Your Turn: Is the Beach Really Better?

a woman in a bikini laying on the beach next to a woman covered from head to toe

Your Turn” is a new, ongoing feature at Culture on the Edge, in which we just plant the seed by picking a ripe e.g. and then soliciting and responding to your analysis.

Maybe the beach really is better?

Recently, as I sat down on a beach near Nice, France, I took notice of two women in front of me. One was wearing the tiniest of French bikinis, the other, a full burka. Other than the sand — Nice’s beaches are quite pebbly — the scene looked a lot like the photo above and sent my mind spinning, a growing clarity or distillation of oh so many discussions and debates I’ve had here in the academy about women’s rights, liberation and the like began to emerge. The juxtaposing bodies, each “oppressed” or “subjugated” in their own ways via the burka or bikini (of course, depending on the social interests at stake), collided in front of me in the south of France, a country that has recently banned face-covering burkas from public altogether and the more basic headscarf from schools and other civic institutions and establishments back in 2004.

It seems, though, that some other nations are thinking about similar legislation. In the UAE, growing anger over visiting women showing too much skin, has some in Dubai looking to impose laws that would dictate what (or how much) must be worn in public places, including beaches.

The battle over women’s flesh gets even more interesting — when we think of these issues as related to some notion of “liberation” when we find out that women are seeking solace in segregated, women’s only beaches popping up in places like Egypt where Muslim women can go and wear a Western bikini without fear of men seeing them — except for the men on jetskis driving up to check them out for a second or two.

At CotE, we try hard to focus on methodological applicability across disparate sets of data. That is, we try to treat all data with the same critical methodological approach.

It seems that the beach is a place where such parity is foregrounded.
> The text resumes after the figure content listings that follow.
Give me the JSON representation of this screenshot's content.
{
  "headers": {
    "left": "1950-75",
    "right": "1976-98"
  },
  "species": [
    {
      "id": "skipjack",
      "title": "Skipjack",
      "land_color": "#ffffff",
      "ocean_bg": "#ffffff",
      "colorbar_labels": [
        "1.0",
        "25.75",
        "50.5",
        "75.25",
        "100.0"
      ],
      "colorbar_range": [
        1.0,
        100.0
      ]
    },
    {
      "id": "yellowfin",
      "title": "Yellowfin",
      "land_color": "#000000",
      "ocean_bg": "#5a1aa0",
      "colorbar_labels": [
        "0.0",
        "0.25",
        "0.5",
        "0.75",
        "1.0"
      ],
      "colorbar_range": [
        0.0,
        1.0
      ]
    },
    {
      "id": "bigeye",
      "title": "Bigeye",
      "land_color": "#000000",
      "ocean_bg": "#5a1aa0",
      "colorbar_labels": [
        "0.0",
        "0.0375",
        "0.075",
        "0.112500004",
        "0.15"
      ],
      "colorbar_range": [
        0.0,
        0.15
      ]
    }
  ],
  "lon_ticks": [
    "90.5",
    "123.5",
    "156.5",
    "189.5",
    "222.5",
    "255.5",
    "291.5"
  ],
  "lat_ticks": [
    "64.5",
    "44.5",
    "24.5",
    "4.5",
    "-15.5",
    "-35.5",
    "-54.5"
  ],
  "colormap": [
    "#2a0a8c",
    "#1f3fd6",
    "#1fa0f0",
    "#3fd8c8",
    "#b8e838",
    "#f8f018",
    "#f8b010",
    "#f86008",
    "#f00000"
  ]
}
The “Beach Is Better,” Jay Z told us last summer, and maybe that’s because everyone brings themselves to the beach:

I brought sand to the beach

Cause my beach is better

You can keep your beach

Cause that beach whatever…

So, what do you think? Is the beach really better?


One Reply to “Your Turn: Is the Beach Really Better?”

  1. What a fascinating piece! Is the solace experienced at these beaches (though, churches, mosques, or classrooms might also work here) the fruit of a liberative act or a temporary elusion from certain (though, not all) oppressive stares? At the beach there is the gaze of the other women as well as the possibility of unwelcome voyeurs. And at some point, these women go home. I mention this not to belittle the idea of solace but to raise questions about how, when, and where we distinguish “better” from “whatever.” I’m now trying to imagine the different spectrums on which these women appraise themselves and the others that constitute their contexts.